Thursday, November 19, 2009

Poetry in motion

One of the things I love about invigilating English exams is the opportunity to read poetry. Of course, as the same poems tend to be used over and over, I don't always get to read a new poem, but that's okay because I like reading my old favourites.

Today, one of the poems (which, typically, I now cannot remember title or poet's name for!) was about a parent letting go of his son as the son was growing up. It describes the scene as he drops his child at school, and the child walking away.

It's been a long time since I've had an emotional reaction to a poem, but OMW did I have one today! My throat closed up, my breathing sped up, my heart started racing, and I could feel myself beginning to cry. I've read this poem several times before (I would say hundreds, but I'm not sure it's that many!), without the reaction I had today.

Reading it, I was struck afresh by the reality that the point of parenting is to make one's children independent; it is to help them grow apart from you. When I thought about letting go of Janel, my heart just about stopped.

I know that the letting go is a gradual process, and that one has time to adjust to it. I know that the letting go is vital. I know that every mother goes through this, and that millions of others have survived the process - including my own mother.

Never the less, I still wondered how my own mother survives it. If she loves me the way I love Janel, it must be a daily agony to her that she is so far away (only a few kms, I know - but she's behind the Boerewors curtain, so it feels like another world) and that we are not in daily contact.
It made me want to pick up my cell and phone her immediately.

Eventually, I had to deliberately think of other things and force my mind away from thinking about this poem, or I would have sobbed my heart out - right there in front of the entire grade 10 group!

I adore my daughter - much as she drives me to distraction. I can't bear contemplating a world in which she is not there, in which she doesn't live in my house, in which she doesn't need me - it's almost too much for my heart to bear. I wonder if every mother feels like this, or if my emotions are deeper for having already lost Zoe?

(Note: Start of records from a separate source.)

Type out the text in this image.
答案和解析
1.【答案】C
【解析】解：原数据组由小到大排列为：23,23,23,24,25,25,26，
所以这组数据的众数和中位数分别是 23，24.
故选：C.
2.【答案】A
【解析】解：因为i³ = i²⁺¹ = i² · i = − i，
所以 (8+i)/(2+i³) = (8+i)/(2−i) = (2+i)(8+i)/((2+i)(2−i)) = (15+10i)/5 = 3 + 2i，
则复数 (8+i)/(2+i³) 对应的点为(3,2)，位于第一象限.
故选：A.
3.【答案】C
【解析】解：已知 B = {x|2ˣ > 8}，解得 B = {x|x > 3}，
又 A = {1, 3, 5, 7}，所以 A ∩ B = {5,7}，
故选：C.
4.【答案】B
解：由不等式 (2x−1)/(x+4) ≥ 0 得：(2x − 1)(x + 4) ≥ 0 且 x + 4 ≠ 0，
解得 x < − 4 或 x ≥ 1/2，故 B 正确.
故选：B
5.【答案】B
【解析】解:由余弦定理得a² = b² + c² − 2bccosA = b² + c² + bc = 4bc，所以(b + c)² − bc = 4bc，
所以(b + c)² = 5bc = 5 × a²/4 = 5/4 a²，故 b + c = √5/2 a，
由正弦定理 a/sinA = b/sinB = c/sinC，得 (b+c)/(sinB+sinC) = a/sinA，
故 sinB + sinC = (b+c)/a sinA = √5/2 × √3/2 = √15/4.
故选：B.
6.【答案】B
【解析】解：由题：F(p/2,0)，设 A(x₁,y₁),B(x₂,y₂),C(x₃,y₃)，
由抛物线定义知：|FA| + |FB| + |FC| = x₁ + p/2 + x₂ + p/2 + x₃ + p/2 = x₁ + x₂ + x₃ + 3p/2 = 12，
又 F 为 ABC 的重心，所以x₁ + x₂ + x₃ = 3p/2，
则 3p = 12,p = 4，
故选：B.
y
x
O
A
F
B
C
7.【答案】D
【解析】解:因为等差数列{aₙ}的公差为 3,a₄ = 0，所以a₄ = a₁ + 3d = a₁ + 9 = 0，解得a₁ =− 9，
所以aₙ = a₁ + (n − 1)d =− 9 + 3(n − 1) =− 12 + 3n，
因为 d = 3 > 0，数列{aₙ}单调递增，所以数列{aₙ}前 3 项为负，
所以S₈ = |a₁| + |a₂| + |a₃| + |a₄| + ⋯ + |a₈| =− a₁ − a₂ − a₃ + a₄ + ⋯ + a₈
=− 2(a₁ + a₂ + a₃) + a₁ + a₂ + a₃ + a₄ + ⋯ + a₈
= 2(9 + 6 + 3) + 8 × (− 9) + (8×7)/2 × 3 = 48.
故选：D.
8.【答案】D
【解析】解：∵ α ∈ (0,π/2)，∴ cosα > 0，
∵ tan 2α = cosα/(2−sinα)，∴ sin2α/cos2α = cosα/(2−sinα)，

All I can say is that I do not look forward to the time when she no longer wants to be with me, or hug me, or play with me. I do not look forward to letting go. I know I must. I know it is the healthiest thing for all of us. I know that it probably won't hurt as much as I think it will, because it will happen gradually. But none of that changes how I feel at the moment.

Mwah, Munchkin! Mommy loves you THIS much *stretching out arms as wide as they can go* and THIS much *hugging imaginary child to heart*. A big, big, big, big, BIG, HUGE SUPERHERO bit.
____________________________________________
Edited: The poem is called 'Walking Away" by Cecil Day Lewis.

Walking Away (for Sean)

It is eighteen years ago, almost to the day-

A sunny day with the leaves just turning,
The touch-lines new-ruled - since I watched you play
Your first game of fotball, then, like a satellite
Wrenched from its orbit, go drifting away

Behind a scatter of boys. I can see
You walking away from me towards the school
with the pathos of a half-fledged thing set free
Into a wilderness, the gait of one
Who finds no path where the path should be.

That hesitant figure, eddying away
Like a winged seed loosened from its parent stem,
Has something I never quite grasp to convey
About nature’s give-and-take - the small, the scorching
Ordeals which fire one’s irresolute clay.

I had worse partings, but none that so
Gnaws at my mind still. Perhaps it is roughly
Saying what God alone could perfectly show-
How selfhood begins with a walking away,
And love is proved in the letting go.

2 comments:

B said...

Maybe that is what teenagers are for, to make you want them to be free enough to leave.. Kind of like week 42 of pregnancy ;)

have you remembered the poem yet?

Unknown said...

You've got yeeeears to go yet......don't worry about it!!!......lol you will always 'worry' about your kids and their kids, and even maybe their kids. I remember looking in wonder and love at a new-born Debbie and thinking 'oh my !!!! this is it now for the next 18 years'...or something like that, but it doesn't stop at 18!!!!! Mother-love is a wondrous thing.